Coming into theaters in 1948 this is delicate material to say the least and it's probably true that the only way one could have presented post-war Berlin (much of the movie was actually shot there) so soon after the war was in a romantic comedy so as not to recall too many painful memories for the audiences. It's a tightrope walk at which Wilder succeeds, lightening the mood just when talk of Nazis and Hitler and concentration camps is getting a little too heavy. And what must it have been like for Dietrich doing a scene with actors made up to look like Goebbels and Hitler? Whatever the feelings were during the production, the three leads produce excellent work throughout. Jean Arthur is probably the least of the three only because she succumbs to heavy-handed comic pantomime and borderline silent movie expressions while the other two leads remain restrained in their approach. Still, she makes her character strong and sympathetic, not an easy job considering it's the one character in the whole thing that approaches caricature. If there is any blame to be levelled here it is at Wilder for making Frost so out of sync with the rest of the characters. Making her character a little less prudish, and a lot less easily bowled over by romance, would have made both the character and the movie much stronger.

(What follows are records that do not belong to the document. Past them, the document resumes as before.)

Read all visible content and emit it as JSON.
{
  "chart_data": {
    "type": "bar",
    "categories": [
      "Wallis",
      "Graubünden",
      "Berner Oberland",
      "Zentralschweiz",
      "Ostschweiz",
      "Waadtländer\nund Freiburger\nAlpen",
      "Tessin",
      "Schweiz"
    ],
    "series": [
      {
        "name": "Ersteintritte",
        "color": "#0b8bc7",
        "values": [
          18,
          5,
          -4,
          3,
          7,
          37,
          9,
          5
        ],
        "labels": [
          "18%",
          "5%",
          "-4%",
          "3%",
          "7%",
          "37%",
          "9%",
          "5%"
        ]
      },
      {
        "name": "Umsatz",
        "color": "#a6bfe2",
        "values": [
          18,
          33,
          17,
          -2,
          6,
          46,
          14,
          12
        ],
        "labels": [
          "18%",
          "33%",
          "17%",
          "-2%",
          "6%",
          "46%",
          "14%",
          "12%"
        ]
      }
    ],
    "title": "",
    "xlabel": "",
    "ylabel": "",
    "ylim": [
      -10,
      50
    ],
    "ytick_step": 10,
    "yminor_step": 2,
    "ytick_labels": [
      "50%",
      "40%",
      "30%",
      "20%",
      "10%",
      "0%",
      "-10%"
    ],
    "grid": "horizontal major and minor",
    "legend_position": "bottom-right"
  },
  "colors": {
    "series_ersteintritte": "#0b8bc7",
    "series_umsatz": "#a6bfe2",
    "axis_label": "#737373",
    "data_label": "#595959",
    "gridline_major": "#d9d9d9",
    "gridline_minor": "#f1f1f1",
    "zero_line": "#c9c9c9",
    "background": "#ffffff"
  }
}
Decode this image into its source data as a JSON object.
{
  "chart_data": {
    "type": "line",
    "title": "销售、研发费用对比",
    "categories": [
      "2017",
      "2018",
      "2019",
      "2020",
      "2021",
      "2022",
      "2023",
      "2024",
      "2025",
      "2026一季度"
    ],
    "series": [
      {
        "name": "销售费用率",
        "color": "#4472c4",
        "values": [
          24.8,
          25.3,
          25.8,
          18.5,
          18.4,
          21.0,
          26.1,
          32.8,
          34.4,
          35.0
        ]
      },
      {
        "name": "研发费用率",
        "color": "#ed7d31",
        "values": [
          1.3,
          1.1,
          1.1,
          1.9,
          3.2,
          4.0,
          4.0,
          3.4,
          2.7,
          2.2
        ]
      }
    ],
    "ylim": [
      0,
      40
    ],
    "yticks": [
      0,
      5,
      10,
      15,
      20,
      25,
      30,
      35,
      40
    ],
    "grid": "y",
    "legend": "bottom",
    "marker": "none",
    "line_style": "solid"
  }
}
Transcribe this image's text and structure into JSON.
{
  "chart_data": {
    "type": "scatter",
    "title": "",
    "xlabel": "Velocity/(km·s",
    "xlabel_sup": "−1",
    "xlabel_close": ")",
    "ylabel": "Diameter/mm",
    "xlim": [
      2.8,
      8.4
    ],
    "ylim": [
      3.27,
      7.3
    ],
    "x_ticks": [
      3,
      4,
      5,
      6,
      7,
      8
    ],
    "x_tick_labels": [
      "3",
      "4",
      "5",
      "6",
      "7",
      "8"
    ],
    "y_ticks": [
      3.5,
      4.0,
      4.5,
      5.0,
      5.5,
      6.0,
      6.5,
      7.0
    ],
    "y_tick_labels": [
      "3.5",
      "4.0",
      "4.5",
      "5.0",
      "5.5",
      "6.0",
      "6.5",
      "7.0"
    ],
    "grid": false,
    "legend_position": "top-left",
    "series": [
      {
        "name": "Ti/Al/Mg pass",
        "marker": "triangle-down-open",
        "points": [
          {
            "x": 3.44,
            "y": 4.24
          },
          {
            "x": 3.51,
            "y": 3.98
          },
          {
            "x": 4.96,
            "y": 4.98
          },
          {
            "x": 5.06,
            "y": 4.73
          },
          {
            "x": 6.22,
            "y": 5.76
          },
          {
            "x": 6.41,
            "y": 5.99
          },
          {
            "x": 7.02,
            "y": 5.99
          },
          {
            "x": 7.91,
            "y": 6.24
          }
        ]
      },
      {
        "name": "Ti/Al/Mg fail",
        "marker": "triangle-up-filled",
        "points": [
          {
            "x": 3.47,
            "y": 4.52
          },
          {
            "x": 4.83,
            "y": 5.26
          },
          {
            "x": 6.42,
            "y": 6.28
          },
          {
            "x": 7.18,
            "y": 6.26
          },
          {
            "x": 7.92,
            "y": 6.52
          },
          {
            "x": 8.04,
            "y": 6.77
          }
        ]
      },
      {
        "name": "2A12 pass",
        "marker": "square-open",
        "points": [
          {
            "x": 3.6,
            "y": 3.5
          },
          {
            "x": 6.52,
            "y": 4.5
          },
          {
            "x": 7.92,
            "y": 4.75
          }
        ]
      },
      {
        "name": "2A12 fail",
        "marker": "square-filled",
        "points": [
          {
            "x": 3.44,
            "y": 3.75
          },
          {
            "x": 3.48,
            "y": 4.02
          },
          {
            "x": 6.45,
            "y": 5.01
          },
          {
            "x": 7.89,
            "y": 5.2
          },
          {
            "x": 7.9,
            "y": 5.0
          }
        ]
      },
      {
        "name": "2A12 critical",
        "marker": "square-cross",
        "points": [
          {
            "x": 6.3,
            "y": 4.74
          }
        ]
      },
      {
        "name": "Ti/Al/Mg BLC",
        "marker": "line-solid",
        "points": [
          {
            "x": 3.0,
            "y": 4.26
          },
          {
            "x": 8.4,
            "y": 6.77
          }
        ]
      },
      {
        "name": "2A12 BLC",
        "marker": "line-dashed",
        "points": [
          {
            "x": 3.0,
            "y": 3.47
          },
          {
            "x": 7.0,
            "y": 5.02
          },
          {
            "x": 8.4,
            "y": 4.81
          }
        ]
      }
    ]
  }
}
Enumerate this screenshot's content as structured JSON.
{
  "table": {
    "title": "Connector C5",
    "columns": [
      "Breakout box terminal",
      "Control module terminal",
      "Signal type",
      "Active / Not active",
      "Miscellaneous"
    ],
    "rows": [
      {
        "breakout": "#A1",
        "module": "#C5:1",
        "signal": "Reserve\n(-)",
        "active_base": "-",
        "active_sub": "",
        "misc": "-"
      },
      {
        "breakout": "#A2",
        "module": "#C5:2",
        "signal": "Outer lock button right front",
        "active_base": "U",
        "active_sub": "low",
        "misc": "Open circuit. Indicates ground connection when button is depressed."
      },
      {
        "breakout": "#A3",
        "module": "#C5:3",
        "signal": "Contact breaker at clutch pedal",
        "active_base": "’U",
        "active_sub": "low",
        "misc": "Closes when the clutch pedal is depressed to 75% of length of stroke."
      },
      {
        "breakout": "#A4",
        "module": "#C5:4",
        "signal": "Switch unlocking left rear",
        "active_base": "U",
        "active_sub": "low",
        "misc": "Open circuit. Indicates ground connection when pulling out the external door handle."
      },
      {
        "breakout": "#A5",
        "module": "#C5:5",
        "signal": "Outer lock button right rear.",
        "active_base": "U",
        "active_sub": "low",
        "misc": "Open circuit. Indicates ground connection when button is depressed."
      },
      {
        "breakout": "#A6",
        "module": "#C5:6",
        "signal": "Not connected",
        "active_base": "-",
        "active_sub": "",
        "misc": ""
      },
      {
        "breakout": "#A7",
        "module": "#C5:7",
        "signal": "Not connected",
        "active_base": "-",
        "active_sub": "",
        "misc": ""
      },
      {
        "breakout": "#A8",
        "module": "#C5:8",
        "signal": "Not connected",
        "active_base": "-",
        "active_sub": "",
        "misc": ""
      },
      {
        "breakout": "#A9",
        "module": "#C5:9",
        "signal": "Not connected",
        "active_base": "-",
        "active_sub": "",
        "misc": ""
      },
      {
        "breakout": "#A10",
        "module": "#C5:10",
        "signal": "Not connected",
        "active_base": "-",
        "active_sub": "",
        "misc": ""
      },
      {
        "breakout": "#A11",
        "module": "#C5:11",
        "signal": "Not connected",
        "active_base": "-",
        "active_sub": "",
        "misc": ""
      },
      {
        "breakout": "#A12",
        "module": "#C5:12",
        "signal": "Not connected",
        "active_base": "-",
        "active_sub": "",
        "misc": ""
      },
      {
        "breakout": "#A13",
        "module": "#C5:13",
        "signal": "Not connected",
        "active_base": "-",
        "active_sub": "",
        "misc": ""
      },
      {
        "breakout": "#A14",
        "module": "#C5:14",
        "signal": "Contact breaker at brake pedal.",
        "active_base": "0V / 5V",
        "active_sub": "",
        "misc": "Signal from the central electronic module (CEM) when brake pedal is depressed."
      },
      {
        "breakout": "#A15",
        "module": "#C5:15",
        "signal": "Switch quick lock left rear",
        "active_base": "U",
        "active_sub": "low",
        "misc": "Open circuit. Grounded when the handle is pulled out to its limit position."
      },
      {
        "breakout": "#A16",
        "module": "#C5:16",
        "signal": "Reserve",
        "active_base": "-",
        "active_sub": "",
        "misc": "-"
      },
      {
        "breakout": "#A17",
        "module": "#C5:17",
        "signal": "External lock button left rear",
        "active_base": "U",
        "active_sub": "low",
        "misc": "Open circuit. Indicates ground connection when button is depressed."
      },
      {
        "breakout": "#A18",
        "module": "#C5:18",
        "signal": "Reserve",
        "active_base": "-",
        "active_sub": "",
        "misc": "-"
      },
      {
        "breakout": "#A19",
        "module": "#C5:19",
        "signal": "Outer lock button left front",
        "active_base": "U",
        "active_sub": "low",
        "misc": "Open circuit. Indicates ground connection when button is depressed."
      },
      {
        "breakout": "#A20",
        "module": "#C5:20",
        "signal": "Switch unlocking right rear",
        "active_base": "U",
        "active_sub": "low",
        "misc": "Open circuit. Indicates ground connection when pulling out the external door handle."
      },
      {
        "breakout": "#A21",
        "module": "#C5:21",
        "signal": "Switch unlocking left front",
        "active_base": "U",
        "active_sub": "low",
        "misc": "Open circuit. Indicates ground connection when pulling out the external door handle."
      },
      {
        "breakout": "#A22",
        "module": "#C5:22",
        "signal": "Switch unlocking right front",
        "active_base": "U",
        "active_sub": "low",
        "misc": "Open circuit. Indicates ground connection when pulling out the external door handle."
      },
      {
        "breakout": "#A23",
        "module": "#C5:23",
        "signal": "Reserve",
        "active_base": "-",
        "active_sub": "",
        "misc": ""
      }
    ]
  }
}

John Lund on the other hand is perfectly cast. There was some discussion in the comments here as to whether his casting was a mistake or not and I have to say it was dead-on accurate. Captain John Pringle isn't Clark Gable, Captain John Pringle is an American soldier working the black market and bedding ex-Nazis who likes to think he's Clark Gable. His Gable moustache combined with his average-to-good looks work perfectly in a kind of "big fish in a small pond" way. As far as the bombed out refugees are concerned, especially ex-Nazis like Von Schluetow who needs someone she can use to keep her out of the labor camps, this guy is the best thing going. Back home he'd be just another poser, but here he's a hot property. A Bulova in a display full of Cartier's may not look too impressive but on the counter at the local convenience store next to a row of Timexes, it looks a lot better.


But no matter how good Arthur and Lund are it is Marlene that steals every scene, every frame, hell, the whole movie. Marlene Dietrich is a personal favorite and this movie does nothing to change that. There is an intelligence behind the way Dietrich speaks her lines that always makes me feel like she's the smartest person on the set, even when Orson Welles is hanging around. I'm not saying I think Lund and Arthur were unintelligent people, or anyone else Dietrich worked with, just that Dietrich had something, a knowingness that she couldn't hide. It's on display here in all it's glory and if Billy Wilder ever achieved a moment of perfection in casting, it's here. Von Schluetow needs a mixture of intellect and sexual energy to keep herself out of prison and Dietrich makes you believe that this ex-Nazi could successfully convince an officer in the United States Army to manipulate her files and cover up the truth.

A Foreign Affair is not a well known Billy Wilder, Charles Brackett collaboration and is not available on DVD but it should be better known than it is. It portrays a post-war occupation army in Berlin probably much closer to reality than any serious drama of the time would have done. Showing soldiers taking advantage of desperate locals on the black market, consorting with ex-Nazis and breaking curfew to engage in illicit activities around the clock would most likely have caused an outrage had it been presented in a dramatic, expose kind of a way. But as a comedy, it seems acceptable. And quite enjoyable.